While I sympathize and understand where they are coming from, asking or attempting to control how people express themselves is just as insensitive as what they are objecting to. For some people, envisioning that they’re in a “battle” which they can “fight” can bring them a sense of control and purpose, and help alleviate feelings of anxiety and depression. For others, they may not even know which words to use in describing the sudden shift in their lives. They may not identify with words such as “cancer patient” or even know how to explain to their friends/co-workers/class-mates that they “have cancer” or are “undergoing cancer treatments”, so they use whatever words come easily to them at that time.
The point is, we all use words, descriptions and labels that best encapsulate how we feel and what we are envisioning. If we all were forced to use the same terms it would be unbelievably restrictive and stifling. Being able to express ourselves freely – in our ever-changing environment – is an extremely important part of staying positive and aids in our healing.
So just to be crystal-clear, regardless of what words, names, labels, descriptions or references I use in my blogs, podcasts or daily life, please know this is exactly how I feel about everyone affected by cancer:
Dying from cancer does not imply you fought any less, had a negative attitude, didn’t try hard enough, didn’t do enough treatments, or are any less strong, positive, brave or determined than anyone else fighting this horrible disease.
Regardless of those who are living with chronic cancer, those who enter into remission or those who pass away, in my book, all people who are dealing with cancer are “fighters”, “warriors”, “survivors” and “cancer ass-kickers”!
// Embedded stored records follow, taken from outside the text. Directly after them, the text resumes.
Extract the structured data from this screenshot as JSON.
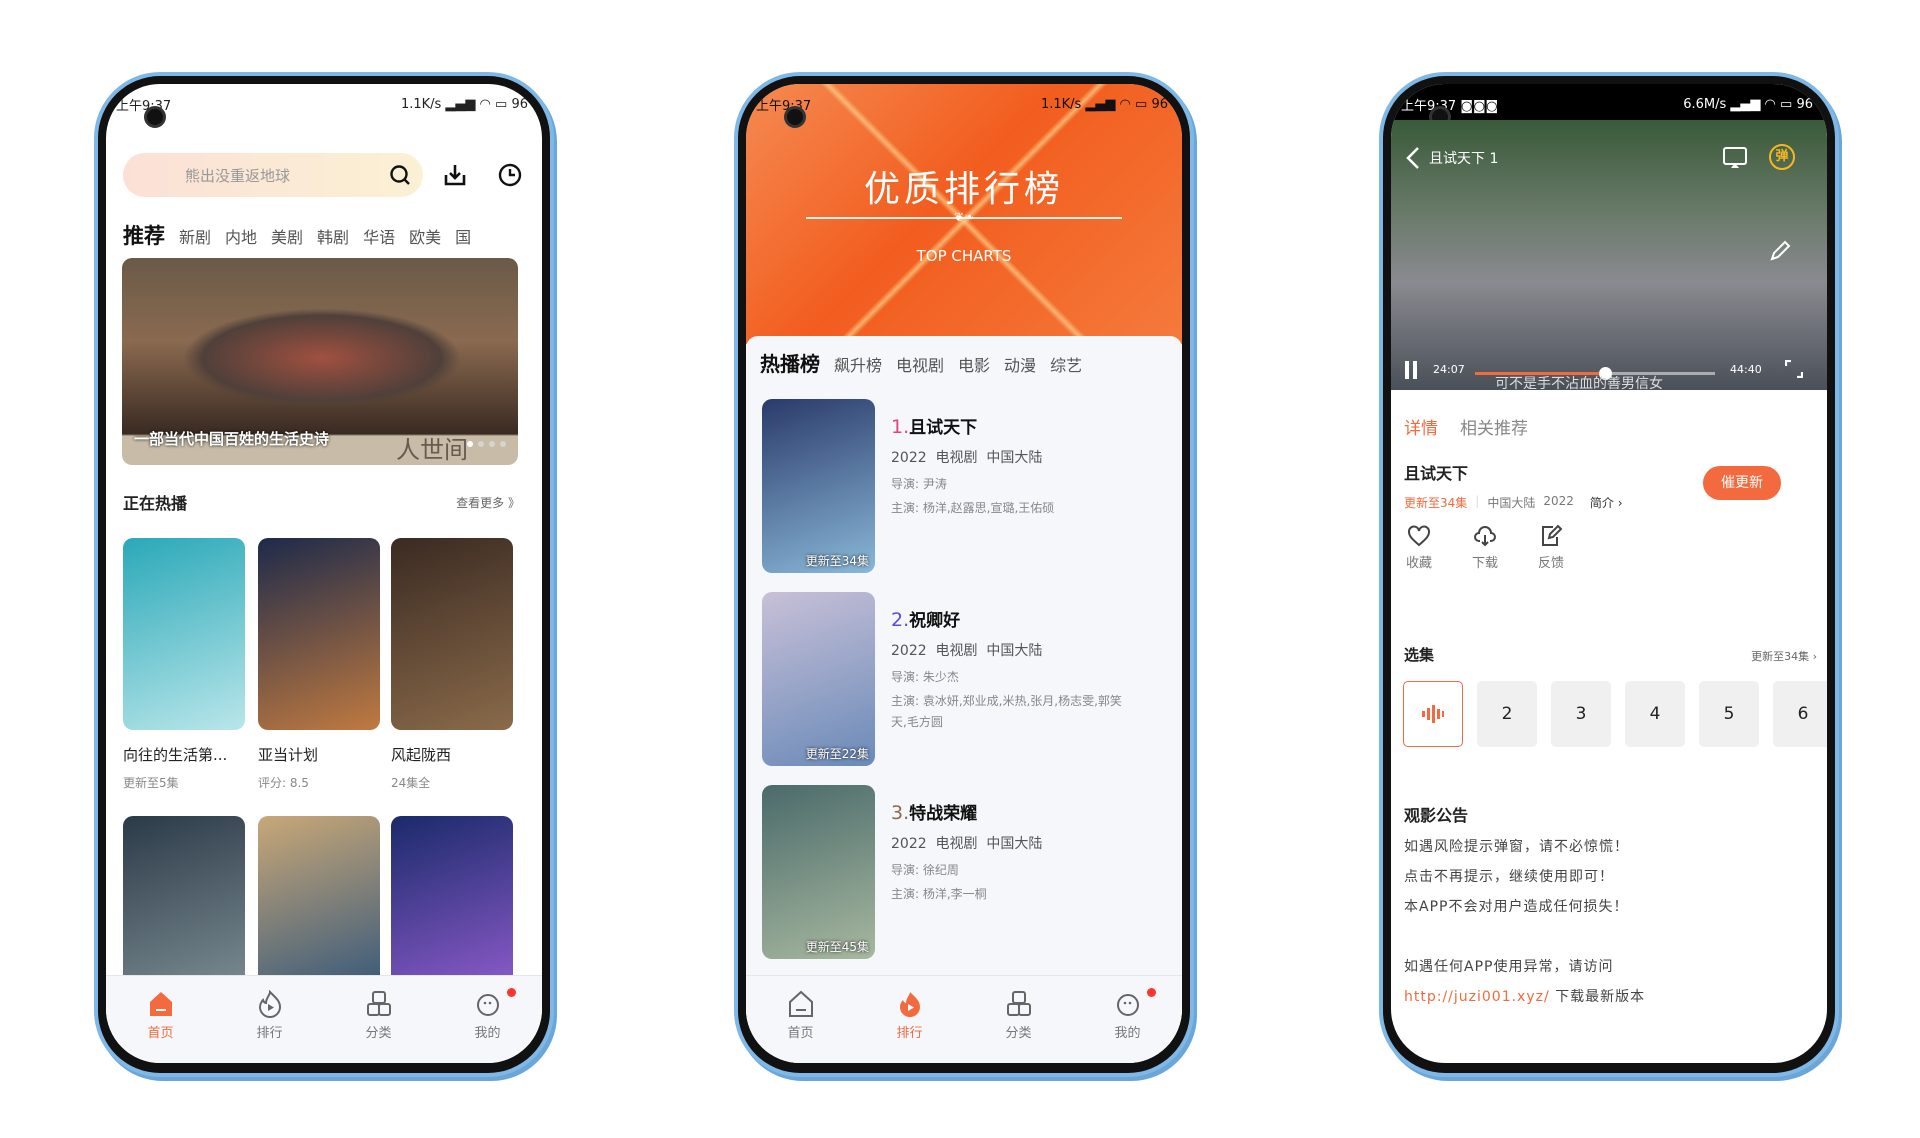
{
  "status": {
    "time": "上午9:37",
    "speed1": "1.1K/s",
    "speed3": "6.6M/s",
    "battery": "96"
  },
  "home": {
    "search_placeholder": "熊出没重返地球",
    "tabs": [
      "推荐",
      "新剧",
      "内地",
      "美剧",
      "韩剧",
      "华语",
      "欧美",
      "国"
    ],
    "banner_caption": "一部当代中国百姓的生活史诗",
    "banner_logo": "人世间",
    "section_title": "正在热播",
    "more": "查看更多 》",
    "cards": [
      {
        "title": "向往的生活第...",
        "sub": "更新至5集",
        "colors": [
          "#2aa8b8",
          "#b9e6ea"
        ]
      },
      {
        "title": "亚当计划",
        "sub": "评分: 8.5",
        "colors": [
          "#1d2a4a",
          "#c07a40"
        ]
      },
      {
        "title": "风起陇西",
        "sub": "24集全",
        "colors": [
          "#3a2a22",
          "#8a6a4a"
        ]
      }
    ],
    "row2_colors": [
      [
        "#2b3a48",
        "#7a8a90"
      ],
      [
        "#c9a878",
        "#3a5a7a"
      ],
      [
        "#1a2a6a",
        "#8a5ac8"
      ]
    ]
  },
  "nav": [
    "首页",
    "排行",
    "分类",
    "我的"
  ],
  "charts": {
    "title": "优质排行榜",
    "subtitle": "TOP CHARTS",
    "tabs": [
      "热播榜",
      "飙升榜",
      "电视剧",
      "电影",
      "动漫",
      "综艺"
    ],
    "items": [
      {
        "rank": "1.",
        "rank_color": "#e8407a",
        "title": "且试天下",
        "meta": "2022  电视剧  中国大陆",
        "director": "导演: 尹涛",
        "cast": "主演: 杨洋,赵露思,宣璐,王佑硕",
        "badge": "更新至34集",
        "colors": [
          "#2a3a6a",
          "#8ab8d8"
        ]
      },
      {
        "rank": "2.",
        "rank_color": "#5a4ae0",
        "title": "祝卿好",
        "meta": "2022  电视剧  中国大陆",
        "director": "导演: 朱少杰",
        "cast": "主演: 袁冰妍,郑业成,米热,张月,杨志雯,郭笑天,毛方圆",
        "badge": "更新至22集",
        "colors": [
          "#c8c0d8",
          "#6a8ab8"
        ]
      },
      {
        "rank": "3.",
        "rank_color": "#8a6a4a",
        "title": "特战荣耀",
        "meta": "2022  电视剧  中国大陆",
        "director": "导演: 徐纪周",
        "cast": "主演: 杨洋,李一桐",
        "badge": "更新至45集",
        "colors": [
          "#4a6a6a",
          "#a8b8a0"
        ]
      }
    ]
  },
  "detail": {
    "video_title": "且试天下 1",
    "danmaku": "弹",
    "time_current": "24:07",
    "time_total": "44:40",
    "progress": 0.54,
    "subtitle": "可不是手不沾血的善男信女",
    "tabs": [
      "详情",
      "相关推荐"
    ],
    "title": "且试天下",
    "update": "更新至34集",
    "region": "中国大陆",
    "year": "2022",
    "intro": "简介 ›",
    "urge_button": "催更新",
    "actions": [
      "收藏",
      "下载",
      "反馈"
    ],
    "episodes_title": "选集",
    "episodes_more": "更新至34集 ›",
    "episodes": [
      "2",
      "3",
      "4",
      "5",
      "6"
    ],
    "notice_title": "观影公告",
    "notice": [
      "如遇风险提示弹窗，请不必惊慌！",
      "点击不再提示，继续使用即可！",
      "本APP不会对用户造成任何损失！",
      "",
      "如遇任何APP使用异常，请访问"
    ],
    "link": "http://juzi001.xyz/",
    "link_suffix": " 下载最新版本"
  },
  "colors": {
    "accent": "#f26a3d",
    "orange_header": "#f36a2c"
  }
}
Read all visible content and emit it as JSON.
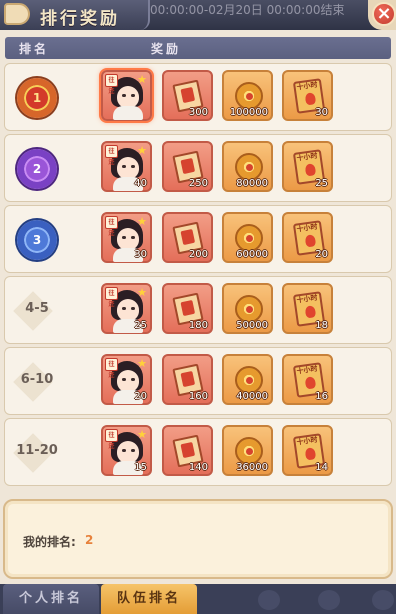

Personally, I’ve always used the words “cancer warrior”, “fight” and “battle” to describe my own personal situation, since I always pictured myself fighting off what this disease was attempting to do to my body. These words and labels were just what resonated with me.
In my own mind’s eye I never wanted to feel like I was a cancer patient (even though my body and sometimes my emotional state sure did), so I never used that word. Not every word or statement we use to express ourselves, our views or our situations are going to be applicable to all people, with all types of cancers, at all times.
So instead of all this – mostly unintended – cancer bullying I propose we set our judgments aside and support each other, respecting each persons decisions, emotions, boundaries and preferences. Because really when it comes down to it, we are all just people who happen to have a disease called cancer.
What do you think? Do you have any items that you’d add to the anti-bullying cancer manifesto?